I capitoli 8 e 9 del vangelo di Matteo mostrano Gesù che compie esattamente le opere previste da Isaia: guarigioni di ciechi (8,23-30), zoppi (8,3-13; 9,1-7), lebbrosi (8,1-4), sordi (8, 3234), morti che tornano in vita (9,18-26). A ben vedere le parole di Gesù non sono solo per Giovanni ma indicano anche l’autocoscienza che Gesù ha di quello che sta facendo. I miracoli di Gesù non sono prima di tutto un prodigio che supera le leggi della natura ma segni tangibili e chiaramente leggibili che il regno di Dio si è fatto vicino. Se l’umanità è risanata allora la salvezza si è resa presente. In un altro passo del vangelo di Matteo, durante una controversia sulla sua missione, Gesù dirà: «Ma, se io scaccio i demoni per mezzo dello Spirito di Dio, allora è giunto a voi il regno di Dio» (Mt 12,28). La Chiesa di oggi non può fare a meno di compiere gli stessi gesti nel momento in cui annuncia la salvezza. Ci viene chiesto di immischiarci nelle complicate situazioni umane con la stessa passione di Gesù e di confidare che la sua forza risanante è ancora viva oggi nelle nostre comunità. Solo così saremo fedeli allo spirito della salvezza portata da Gesù.
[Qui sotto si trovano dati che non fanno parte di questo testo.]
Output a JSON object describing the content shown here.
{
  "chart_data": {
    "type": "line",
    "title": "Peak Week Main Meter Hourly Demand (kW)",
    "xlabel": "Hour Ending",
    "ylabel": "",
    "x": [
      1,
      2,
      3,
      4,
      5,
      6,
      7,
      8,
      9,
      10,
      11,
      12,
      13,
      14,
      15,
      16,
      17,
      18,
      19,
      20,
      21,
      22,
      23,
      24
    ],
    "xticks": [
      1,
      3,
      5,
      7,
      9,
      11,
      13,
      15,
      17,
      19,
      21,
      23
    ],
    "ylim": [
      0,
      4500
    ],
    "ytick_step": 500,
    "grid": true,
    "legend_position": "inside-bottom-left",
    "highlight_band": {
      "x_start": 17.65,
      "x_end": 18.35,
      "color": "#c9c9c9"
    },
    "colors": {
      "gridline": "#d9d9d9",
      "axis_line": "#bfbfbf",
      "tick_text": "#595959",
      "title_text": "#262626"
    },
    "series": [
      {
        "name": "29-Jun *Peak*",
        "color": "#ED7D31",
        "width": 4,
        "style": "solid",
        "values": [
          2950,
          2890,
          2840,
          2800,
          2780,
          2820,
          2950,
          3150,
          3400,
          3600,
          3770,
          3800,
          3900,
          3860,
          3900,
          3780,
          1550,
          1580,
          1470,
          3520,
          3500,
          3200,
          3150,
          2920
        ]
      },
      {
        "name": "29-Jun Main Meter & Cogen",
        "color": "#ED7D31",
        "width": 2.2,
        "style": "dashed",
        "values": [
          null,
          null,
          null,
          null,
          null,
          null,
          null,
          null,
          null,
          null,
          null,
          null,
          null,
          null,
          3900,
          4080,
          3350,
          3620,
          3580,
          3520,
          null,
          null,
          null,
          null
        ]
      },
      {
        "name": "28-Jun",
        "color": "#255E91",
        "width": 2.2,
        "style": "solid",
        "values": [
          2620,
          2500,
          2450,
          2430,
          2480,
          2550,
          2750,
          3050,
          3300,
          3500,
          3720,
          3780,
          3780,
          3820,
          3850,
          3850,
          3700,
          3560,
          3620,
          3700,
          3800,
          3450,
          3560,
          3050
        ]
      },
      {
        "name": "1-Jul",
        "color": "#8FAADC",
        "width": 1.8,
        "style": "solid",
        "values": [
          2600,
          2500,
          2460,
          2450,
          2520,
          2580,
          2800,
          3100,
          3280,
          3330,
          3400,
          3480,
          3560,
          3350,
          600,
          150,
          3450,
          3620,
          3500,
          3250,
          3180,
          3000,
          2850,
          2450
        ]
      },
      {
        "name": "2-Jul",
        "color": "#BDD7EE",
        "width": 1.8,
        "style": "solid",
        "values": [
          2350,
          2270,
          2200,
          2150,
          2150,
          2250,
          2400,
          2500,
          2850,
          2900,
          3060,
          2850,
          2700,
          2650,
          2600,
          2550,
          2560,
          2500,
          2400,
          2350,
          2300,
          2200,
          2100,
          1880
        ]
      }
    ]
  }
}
Nella seconda parte di brano leggiamo l’elogio di Giovanni Battista. Giovanni è stato un profeta per la sua ascesi e per la sua rettitudine indefettibile ma soprattutto perché annunciava la venuta del Signore. Si cita il profeta Malachia (Ml 3,1) per confermare che era previsto che qualcuno preparasse la strada del salvatore. Giovanni è il più grande nella storia prima di Gesù, tuttavia il più piccolo nel regno dei cieli è più grande di lui perché la salvezza, che ci rende figli di Dio, ha introdotto nel mondo una straordinaria novità. Non dobbiamo mai perdere la consapevolezza della centralità del mistero di Cristo che è l’evento decisivo della storia e anche della nostra vita personale.
L’opera d’arte
Philippe de Champaigne, San Giovanni Battista nel deserto (1657 ca.), Musée des Beaux-Arts di Grenoble.
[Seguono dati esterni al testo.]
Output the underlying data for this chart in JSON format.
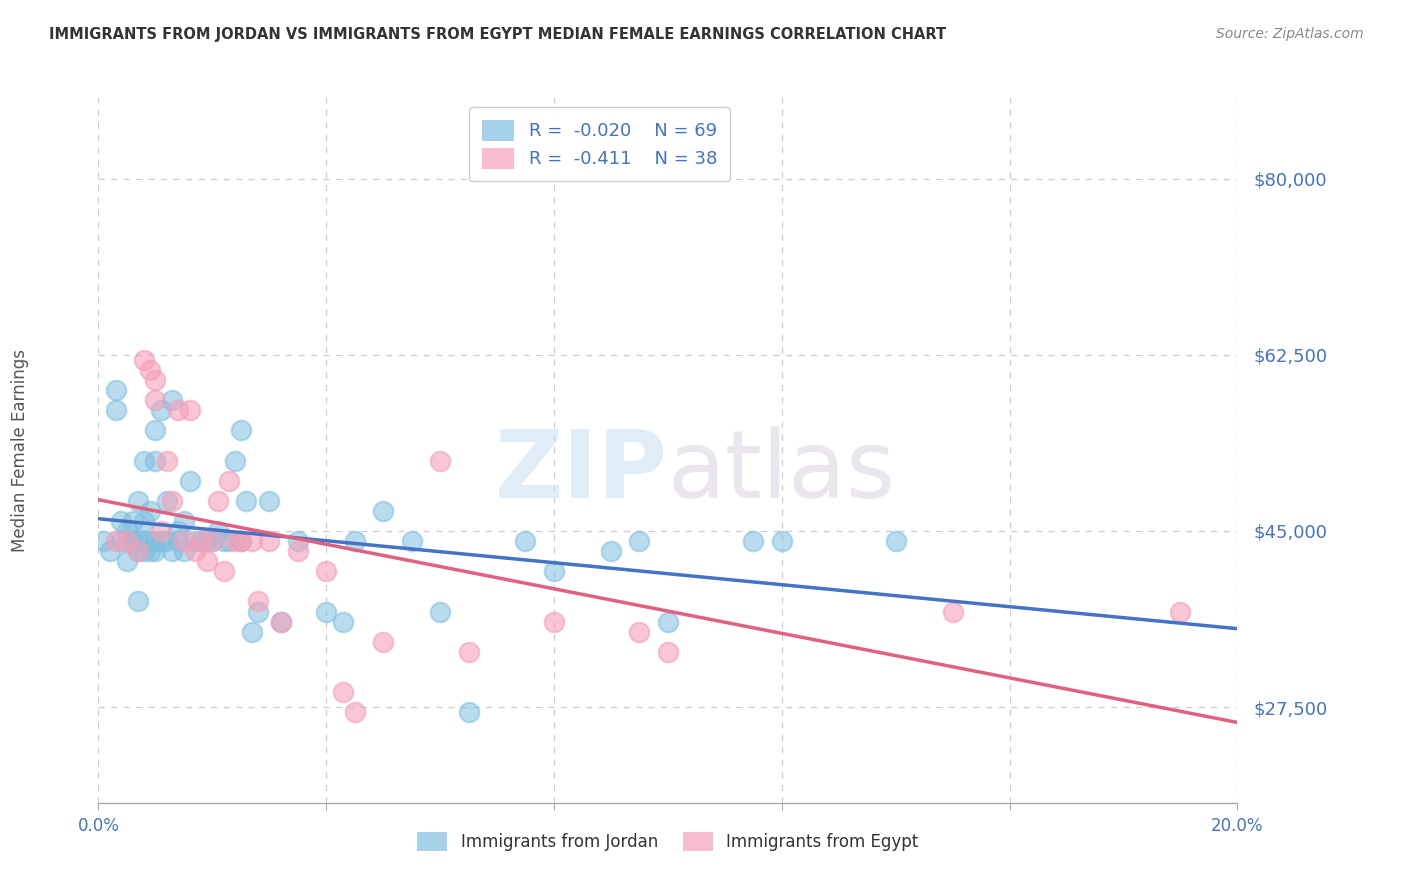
{
  "title": "IMMIGRANTS FROM JORDAN VS IMMIGRANTS FROM EGYPT MEDIAN FEMALE EARNINGS CORRELATION CHART",
  "source": "Source: ZipAtlas.com",
  "ylabel": "Median Female Earnings",
  "xlim": [
    0.0,
    0.2
  ],
  "ylim": [
    18000,
    88000
  ],
  "yticks": [
    27500,
    45000,
    62500,
    80000
  ],
  "xticks": [
    0.0,
    0.04,
    0.08,
    0.12,
    0.16,
    0.2
  ],
  "ytick_labels": [
    "$27,500",
    "$45,000",
    "$62,500",
    "$80,000"
  ],
  "jordan_color": "#7fbfdf",
  "egypt_color": "#f4a0b8",
  "jordan_R": -0.02,
  "jordan_N": 69,
  "egypt_R": -0.411,
  "egypt_N": 38,
  "background_color": "#ffffff",
  "grid_color": "#cccccc",
  "tick_color": "#4472c4",
  "jordan_scatter_x": [
    0.001,
    0.002,
    0.003,
    0.003,
    0.004,
    0.004,
    0.005,
    0.005,
    0.005,
    0.006,
    0.006,
    0.006,
    0.007,
    0.007,
    0.007,
    0.007,
    0.008,
    0.008,
    0.008,
    0.008,
    0.009,
    0.009,
    0.009,
    0.01,
    0.01,
    0.01,
    0.01,
    0.011,
    0.011,
    0.012,
    0.012,
    0.013,
    0.013,
    0.014,
    0.014,
    0.015,
    0.015,
    0.016,
    0.017,
    0.018,
    0.019,
    0.02,
    0.021,
    0.022,
    0.023,
    0.024,
    0.025,
    0.025,
    0.026,
    0.027,
    0.028,
    0.03,
    0.032,
    0.035,
    0.04,
    0.043,
    0.045,
    0.05,
    0.055,
    0.06,
    0.065,
    0.075,
    0.08,
    0.09,
    0.095,
    0.1,
    0.115,
    0.12,
    0.14
  ],
  "jordan_scatter_y": [
    44000,
    43000,
    57000,
    59000,
    46000,
    44000,
    44000,
    42000,
    45000,
    44000,
    46000,
    44000,
    38000,
    43000,
    44000,
    48000,
    43000,
    44000,
    46000,
    52000,
    43000,
    44000,
    47000,
    52000,
    55000,
    44000,
    43000,
    57000,
    44000,
    44000,
    48000,
    58000,
    43000,
    44000,
    45000,
    43000,
    46000,
    50000,
    44000,
    44000,
    44000,
    44000,
    45000,
    44000,
    44000,
    52000,
    55000,
    44000,
    48000,
    35000,
    37000,
    48000,
    36000,
    44000,
    37000,
    36000,
    44000,
    47000,
    44000,
    37000,
    27000,
    44000,
    41000,
    43000,
    44000,
    36000,
    44000,
    44000,
    44000
  ],
  "egypt_scatter_x": [
    0.003,
    0.005,
    0.007,
    0.008,
    0.009,
    0.01,
    0.01,
    0.011,
    0.012,
    0.013,
    0.014,
    0.015,
    0.016,
    0.017,
    0.018,
    0.019,
    0.02,
    0.021,
    0.022,
    0.023,
    0.024,
    0.025,
    0.027,
    0.028,
    0.03,
    0.032,
    0.035,
    0.04,
    0.043,
    0.045,
    0.05,
    0.06,
    0.065,
    0.08,
    0.095,
    0.1,
    0.15,
    0.19
  ],
  "egypt_scatter_y": [
    44000,
    44000,
    43000,
    62000,
    61000,
    58000,
    60000,
    45000,
    52000,
    48000,
    57000,
    44000,
    57000,
    43000,
    44000,
    42000,
    44000,
    48000,
    41000,
    50000,
    44000,
    44000,
    44000,
    38000,
    44000,
    36000,
    43000,
    41000,
    29000,
    27000,
    34000,
    52000,
    33000,
    36000,
    35000,
    33000,
    37000,
    37000
  ]
}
Tra i più grande maestri del ‘600 francese, pittore prima della regina Maria de Medici e del Cardinale Richelieu alla corte di Parigi poi per i giansenisti di Port-Royal, Philippe de Champaigne dipinge San Giovanni Battista secondo l’iconografia tradizionale: l’abito fatto di pelle di cammello, l’aspetto eremitico con la barba e i capelli lunghi scomposti, la croce con il cartiglio in cui si intravede la scritta “Ecce Agnus Dei, ecce Qui tollit peccatum mundi”.